Why DAG design determines pipeline reliability in Apache Airflow - Performance Analysis
We want to see how the design of a DAG affects how long it takes to run a pipeline.
Specifically, how the number of tasks and their connections impact execution time.
Analyze the time complexity of the following DAG setup.
from airflow import DAG
from airflow.operators.python import PythonOperator
from datetime import datetime
def task_func():
pass
dag = DAG('example_dag', start_date=datetime(2024,1,1))
tasks = [PythonOperator(task_id=f'task_{i}', python_callable=task_func, dag=dag) for i in range(10)]
for i in range(9):
tasks[i] >> tasks[i+1]
This DAG creates 10 tasks linked in a chain, where each task waits for the previous one.

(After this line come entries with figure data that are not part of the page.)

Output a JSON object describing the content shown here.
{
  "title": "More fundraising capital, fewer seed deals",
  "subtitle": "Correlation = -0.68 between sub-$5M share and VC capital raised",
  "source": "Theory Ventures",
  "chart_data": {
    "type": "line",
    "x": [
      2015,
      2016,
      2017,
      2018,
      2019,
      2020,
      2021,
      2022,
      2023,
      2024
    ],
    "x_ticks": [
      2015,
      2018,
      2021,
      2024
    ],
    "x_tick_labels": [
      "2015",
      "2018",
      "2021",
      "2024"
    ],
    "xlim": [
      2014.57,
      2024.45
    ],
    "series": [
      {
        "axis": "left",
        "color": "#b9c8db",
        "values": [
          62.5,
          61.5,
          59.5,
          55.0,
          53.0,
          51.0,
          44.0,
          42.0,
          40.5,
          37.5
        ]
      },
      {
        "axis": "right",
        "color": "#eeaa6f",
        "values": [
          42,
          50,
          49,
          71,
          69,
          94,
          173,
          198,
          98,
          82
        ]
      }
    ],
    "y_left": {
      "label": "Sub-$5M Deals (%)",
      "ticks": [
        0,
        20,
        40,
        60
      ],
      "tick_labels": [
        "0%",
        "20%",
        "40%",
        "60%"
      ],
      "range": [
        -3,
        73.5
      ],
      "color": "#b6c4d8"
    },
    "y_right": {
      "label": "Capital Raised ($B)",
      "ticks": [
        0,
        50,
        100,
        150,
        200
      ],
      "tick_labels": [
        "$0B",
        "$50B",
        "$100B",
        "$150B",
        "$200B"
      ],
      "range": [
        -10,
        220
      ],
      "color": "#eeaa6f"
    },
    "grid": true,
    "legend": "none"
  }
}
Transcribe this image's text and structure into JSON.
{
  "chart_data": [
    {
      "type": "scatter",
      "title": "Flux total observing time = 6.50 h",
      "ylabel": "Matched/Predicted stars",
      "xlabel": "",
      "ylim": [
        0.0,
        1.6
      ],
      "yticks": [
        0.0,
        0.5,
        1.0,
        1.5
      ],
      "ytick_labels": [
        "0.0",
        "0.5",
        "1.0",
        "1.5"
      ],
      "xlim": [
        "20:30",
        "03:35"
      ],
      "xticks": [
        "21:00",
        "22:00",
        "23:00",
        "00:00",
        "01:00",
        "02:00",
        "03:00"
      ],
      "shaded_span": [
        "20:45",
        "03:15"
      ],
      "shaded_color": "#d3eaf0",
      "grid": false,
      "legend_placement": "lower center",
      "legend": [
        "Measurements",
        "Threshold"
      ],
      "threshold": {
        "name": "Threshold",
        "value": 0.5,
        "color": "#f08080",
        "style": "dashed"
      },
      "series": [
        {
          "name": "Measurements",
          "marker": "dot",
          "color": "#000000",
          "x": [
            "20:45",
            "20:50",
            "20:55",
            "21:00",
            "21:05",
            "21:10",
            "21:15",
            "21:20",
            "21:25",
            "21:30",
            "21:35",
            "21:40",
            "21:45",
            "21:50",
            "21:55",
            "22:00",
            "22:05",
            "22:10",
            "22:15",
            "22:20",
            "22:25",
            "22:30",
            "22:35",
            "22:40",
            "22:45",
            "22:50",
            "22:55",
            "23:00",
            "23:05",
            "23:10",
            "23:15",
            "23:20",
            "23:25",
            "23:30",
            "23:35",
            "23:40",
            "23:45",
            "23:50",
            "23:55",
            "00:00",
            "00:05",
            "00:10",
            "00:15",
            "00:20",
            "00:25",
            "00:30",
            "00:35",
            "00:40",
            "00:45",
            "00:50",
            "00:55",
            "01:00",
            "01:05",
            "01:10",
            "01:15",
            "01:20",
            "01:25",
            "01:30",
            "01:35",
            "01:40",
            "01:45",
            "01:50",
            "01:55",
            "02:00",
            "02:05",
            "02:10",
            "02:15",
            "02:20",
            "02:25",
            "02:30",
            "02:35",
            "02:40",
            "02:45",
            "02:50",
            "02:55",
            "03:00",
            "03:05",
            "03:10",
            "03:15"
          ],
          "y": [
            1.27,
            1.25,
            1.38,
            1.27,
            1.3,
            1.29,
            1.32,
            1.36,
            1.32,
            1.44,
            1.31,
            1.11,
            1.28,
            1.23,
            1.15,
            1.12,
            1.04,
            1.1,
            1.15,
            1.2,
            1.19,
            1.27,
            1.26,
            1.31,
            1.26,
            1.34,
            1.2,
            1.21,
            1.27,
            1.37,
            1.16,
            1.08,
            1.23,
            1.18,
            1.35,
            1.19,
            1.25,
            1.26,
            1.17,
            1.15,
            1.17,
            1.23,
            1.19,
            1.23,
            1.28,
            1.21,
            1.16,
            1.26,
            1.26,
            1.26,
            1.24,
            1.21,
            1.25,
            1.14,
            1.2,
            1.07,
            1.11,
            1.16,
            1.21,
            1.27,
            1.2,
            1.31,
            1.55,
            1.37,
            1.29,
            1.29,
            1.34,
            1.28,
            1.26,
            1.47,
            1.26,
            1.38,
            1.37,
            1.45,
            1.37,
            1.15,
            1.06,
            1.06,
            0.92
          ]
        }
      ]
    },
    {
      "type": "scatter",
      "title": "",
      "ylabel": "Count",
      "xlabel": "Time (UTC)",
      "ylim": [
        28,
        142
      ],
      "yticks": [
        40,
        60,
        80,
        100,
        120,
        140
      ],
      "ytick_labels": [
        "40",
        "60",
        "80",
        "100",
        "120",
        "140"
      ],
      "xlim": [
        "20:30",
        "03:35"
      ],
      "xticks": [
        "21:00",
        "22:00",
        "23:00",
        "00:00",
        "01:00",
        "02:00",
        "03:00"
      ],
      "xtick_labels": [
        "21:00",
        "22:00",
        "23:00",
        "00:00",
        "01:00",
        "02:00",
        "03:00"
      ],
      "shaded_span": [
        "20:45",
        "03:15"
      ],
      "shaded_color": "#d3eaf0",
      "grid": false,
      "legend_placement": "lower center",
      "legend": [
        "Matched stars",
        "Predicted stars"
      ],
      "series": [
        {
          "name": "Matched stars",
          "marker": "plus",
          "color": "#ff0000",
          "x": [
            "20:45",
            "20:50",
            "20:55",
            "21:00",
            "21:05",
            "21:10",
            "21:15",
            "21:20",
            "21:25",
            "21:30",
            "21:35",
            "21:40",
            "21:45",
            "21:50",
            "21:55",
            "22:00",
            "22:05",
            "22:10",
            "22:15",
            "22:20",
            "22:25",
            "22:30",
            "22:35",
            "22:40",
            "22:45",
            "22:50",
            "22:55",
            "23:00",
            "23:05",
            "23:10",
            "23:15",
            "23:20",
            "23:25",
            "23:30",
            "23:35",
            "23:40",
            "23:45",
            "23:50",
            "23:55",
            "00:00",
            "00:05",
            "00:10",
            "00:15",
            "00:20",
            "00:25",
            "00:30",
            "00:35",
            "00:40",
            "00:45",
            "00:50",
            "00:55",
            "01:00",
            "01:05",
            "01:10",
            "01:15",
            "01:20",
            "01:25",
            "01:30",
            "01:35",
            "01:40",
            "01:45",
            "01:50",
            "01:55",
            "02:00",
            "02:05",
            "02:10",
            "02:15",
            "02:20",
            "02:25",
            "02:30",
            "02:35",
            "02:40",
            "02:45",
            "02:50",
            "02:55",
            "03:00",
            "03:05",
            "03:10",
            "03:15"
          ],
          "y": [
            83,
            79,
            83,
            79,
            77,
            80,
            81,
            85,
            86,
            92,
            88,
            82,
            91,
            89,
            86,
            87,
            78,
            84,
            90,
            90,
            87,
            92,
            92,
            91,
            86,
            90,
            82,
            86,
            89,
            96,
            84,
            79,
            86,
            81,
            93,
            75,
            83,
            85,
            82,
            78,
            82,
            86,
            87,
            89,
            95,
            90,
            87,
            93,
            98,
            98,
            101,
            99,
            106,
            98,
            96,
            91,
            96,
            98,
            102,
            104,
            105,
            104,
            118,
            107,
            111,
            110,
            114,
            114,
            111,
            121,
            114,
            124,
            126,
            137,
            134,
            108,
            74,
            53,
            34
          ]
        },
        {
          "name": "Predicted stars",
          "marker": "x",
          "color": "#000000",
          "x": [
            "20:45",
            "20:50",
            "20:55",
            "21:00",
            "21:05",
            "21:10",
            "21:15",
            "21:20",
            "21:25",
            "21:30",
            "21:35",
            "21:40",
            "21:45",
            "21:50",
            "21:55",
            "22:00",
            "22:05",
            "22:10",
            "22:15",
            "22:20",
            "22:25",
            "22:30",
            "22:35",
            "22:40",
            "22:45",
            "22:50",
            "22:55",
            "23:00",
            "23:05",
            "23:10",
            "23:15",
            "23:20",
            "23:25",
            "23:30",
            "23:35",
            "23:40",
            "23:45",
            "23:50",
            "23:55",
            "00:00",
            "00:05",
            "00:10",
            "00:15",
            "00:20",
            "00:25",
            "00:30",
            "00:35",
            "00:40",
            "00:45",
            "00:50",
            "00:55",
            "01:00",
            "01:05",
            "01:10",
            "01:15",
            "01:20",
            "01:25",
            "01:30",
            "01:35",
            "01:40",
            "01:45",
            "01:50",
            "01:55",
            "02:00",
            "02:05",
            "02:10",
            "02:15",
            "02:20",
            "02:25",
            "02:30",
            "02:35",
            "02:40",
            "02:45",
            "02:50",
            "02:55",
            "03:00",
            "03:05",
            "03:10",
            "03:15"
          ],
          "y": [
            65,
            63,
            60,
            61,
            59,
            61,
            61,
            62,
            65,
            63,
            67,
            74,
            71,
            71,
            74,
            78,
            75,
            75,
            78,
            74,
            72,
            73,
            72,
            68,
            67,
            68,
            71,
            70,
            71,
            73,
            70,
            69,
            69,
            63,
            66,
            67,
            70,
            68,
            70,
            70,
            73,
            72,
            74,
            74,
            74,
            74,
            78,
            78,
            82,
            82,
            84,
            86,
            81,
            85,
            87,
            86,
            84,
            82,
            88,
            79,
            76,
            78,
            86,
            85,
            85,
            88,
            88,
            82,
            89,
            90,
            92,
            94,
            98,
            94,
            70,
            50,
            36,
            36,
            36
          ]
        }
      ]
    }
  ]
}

Look at the chain of tasks and how they run one after another.
- Primary operation: Executing each task in sequence.
- How many times: 10 tasks run one after the other.
As you add more tasks, the total time grows because each task waits for the previous one.
| Input Size (n) | Approx. Operations |
|---|---|
| 10 | 10 tasks run in order |
| 100 | 100 tasks run one after another |
| 1000 | 1000 tasks run sequentially |
Pattern observation: The total execution time grows roughly in direct proportion to the number of tasks.
Time Complexity: O(n)
This means the pipeline takes longer as you add more tasks, growing in a straight line with the number of tasks.
[X] Wrong: "Adding more tasks won't affect total run time much because they run fast."
[OK] Correct: Even if tasks are fast, running them one after another adds up time linearly, so more tasks mean longer total time.
Understanding how task order affects pipeline time helps you design better workflows and shows you think about real-world pipeline reliability.
"What if we changed the chain to run some tasks in parallel? How would the time complexity change?"